One example of foreshadowing in The Tempest is the way that Shakespeare frequently hints at Prospero's final decision to relinquish his magic and be restored as the Duke of Milan. Another example is the tempest; it foreshadows the way that the island upturns social conventions. Miranda's description of the tempest in Act 1, Scene 2 sets the scene for a sequence of political and social upheavals:
The sky, it seems, would pour down stinking pitch,
But that the sea, mounting to th' welkin's cheek,
Dashes the fire out. O, I have suffered
With those that I saw suffer! A brave vessel,
Who had, no doubt, some noble creature in her,
Dash'd all to pieces. O, the cry did knock
Against my very heart. Poor souls, they perish'd.

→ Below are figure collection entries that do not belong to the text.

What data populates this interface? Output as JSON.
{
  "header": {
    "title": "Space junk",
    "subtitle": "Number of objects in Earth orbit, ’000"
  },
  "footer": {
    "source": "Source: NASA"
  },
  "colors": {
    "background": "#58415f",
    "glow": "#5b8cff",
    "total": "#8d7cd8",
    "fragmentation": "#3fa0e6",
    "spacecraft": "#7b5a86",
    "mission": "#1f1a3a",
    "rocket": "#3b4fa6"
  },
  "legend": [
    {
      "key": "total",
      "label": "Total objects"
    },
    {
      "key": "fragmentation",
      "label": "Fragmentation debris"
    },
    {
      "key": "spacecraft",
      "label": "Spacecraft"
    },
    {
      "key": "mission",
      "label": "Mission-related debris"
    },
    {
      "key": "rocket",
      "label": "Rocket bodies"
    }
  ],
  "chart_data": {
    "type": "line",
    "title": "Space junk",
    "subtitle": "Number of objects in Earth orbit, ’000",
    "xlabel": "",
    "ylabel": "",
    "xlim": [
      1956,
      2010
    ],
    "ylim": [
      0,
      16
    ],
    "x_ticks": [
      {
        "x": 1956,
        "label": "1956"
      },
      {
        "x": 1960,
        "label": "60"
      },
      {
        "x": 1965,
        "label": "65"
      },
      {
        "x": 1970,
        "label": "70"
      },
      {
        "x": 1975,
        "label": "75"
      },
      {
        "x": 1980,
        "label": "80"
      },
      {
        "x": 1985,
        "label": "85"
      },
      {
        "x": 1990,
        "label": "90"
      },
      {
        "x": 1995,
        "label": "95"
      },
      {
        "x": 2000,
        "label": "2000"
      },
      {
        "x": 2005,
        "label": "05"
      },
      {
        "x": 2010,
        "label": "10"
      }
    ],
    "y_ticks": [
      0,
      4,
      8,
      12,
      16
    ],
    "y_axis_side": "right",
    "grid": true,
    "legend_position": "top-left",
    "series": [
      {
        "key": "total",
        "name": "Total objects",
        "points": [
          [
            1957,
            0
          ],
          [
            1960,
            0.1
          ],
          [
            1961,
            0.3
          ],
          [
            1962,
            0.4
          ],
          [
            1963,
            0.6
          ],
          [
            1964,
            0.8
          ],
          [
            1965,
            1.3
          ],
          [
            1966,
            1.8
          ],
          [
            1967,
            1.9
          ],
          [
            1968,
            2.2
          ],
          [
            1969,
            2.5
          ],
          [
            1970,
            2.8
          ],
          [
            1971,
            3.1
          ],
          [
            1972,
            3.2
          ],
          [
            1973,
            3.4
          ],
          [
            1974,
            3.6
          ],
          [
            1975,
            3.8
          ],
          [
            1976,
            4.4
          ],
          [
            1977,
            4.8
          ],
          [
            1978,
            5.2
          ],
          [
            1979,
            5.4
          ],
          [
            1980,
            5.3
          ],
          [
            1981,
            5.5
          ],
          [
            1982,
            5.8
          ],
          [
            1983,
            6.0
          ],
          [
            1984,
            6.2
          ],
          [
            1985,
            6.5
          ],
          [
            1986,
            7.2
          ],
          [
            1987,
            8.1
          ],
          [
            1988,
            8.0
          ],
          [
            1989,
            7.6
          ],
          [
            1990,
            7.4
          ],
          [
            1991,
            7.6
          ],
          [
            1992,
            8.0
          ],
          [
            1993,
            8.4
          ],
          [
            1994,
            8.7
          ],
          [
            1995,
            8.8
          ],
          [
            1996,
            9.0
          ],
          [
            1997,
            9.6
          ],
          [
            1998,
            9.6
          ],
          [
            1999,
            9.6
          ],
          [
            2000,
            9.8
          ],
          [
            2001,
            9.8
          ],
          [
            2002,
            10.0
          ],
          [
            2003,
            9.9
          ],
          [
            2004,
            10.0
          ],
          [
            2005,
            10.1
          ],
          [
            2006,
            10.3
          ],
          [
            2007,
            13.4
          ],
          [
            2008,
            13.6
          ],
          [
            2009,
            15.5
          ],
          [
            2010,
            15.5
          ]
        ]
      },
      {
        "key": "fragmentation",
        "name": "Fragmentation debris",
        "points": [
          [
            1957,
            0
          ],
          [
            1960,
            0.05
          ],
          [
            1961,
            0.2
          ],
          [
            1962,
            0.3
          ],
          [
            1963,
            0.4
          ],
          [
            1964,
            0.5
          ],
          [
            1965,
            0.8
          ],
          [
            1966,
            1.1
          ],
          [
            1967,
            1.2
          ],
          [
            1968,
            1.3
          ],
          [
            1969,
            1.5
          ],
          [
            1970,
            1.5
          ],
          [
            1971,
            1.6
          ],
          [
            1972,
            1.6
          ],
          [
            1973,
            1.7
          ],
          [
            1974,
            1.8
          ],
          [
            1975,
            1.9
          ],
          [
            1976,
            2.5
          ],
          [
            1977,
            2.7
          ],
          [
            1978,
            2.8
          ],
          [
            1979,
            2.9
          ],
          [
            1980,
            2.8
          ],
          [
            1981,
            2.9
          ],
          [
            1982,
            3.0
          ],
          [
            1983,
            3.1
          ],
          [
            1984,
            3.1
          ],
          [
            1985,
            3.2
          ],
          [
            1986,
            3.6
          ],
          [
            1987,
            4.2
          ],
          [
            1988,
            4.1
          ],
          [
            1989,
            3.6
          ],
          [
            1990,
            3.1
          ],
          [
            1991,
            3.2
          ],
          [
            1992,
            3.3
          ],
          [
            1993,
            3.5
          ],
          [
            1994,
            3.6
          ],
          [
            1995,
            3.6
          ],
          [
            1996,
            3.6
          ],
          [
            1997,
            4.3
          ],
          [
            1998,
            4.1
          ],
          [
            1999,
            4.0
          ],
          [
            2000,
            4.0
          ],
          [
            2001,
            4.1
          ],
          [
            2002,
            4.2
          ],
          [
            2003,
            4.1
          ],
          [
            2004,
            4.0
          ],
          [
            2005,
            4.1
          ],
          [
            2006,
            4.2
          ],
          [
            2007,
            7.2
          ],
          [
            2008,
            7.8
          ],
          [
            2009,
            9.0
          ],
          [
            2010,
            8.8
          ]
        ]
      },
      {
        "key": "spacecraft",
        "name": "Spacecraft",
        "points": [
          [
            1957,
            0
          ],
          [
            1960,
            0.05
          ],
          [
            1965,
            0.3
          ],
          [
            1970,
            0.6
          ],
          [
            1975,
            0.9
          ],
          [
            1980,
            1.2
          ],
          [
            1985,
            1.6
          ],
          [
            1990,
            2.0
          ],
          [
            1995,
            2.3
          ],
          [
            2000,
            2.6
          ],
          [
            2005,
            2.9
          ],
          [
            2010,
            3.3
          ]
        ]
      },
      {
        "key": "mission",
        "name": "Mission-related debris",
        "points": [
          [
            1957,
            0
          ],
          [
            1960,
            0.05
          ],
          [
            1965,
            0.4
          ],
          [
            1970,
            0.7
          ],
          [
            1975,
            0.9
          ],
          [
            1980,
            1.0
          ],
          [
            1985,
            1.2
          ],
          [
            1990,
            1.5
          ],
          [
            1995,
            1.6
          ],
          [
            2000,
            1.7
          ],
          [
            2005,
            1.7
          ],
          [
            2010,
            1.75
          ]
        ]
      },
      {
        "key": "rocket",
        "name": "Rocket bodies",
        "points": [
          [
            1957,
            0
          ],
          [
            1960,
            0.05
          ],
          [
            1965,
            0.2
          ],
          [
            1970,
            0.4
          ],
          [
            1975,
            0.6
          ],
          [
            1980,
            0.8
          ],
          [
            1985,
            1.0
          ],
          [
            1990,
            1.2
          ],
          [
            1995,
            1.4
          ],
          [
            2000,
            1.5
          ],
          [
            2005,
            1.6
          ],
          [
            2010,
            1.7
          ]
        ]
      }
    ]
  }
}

Here, the violence of the storm hints at the violence that will arise among Prospero, Alonso, Caliban, and the other characters. Throughout the story, Miranda maintains the same sense of empathy that she shows here.
Another example of foreshadowing is Caliban's potential retaliation; Prospero treats him so poorly and his previous attempt to rape Miranda shows that he will likely rebel against or try to kill Prospero. Caliban's nicknames include "slave" and "monster," and given his initial hostility toward Prospero and his daughter, it seems obvious that he will try to break free from his captors and regain his rightful freedom on the island.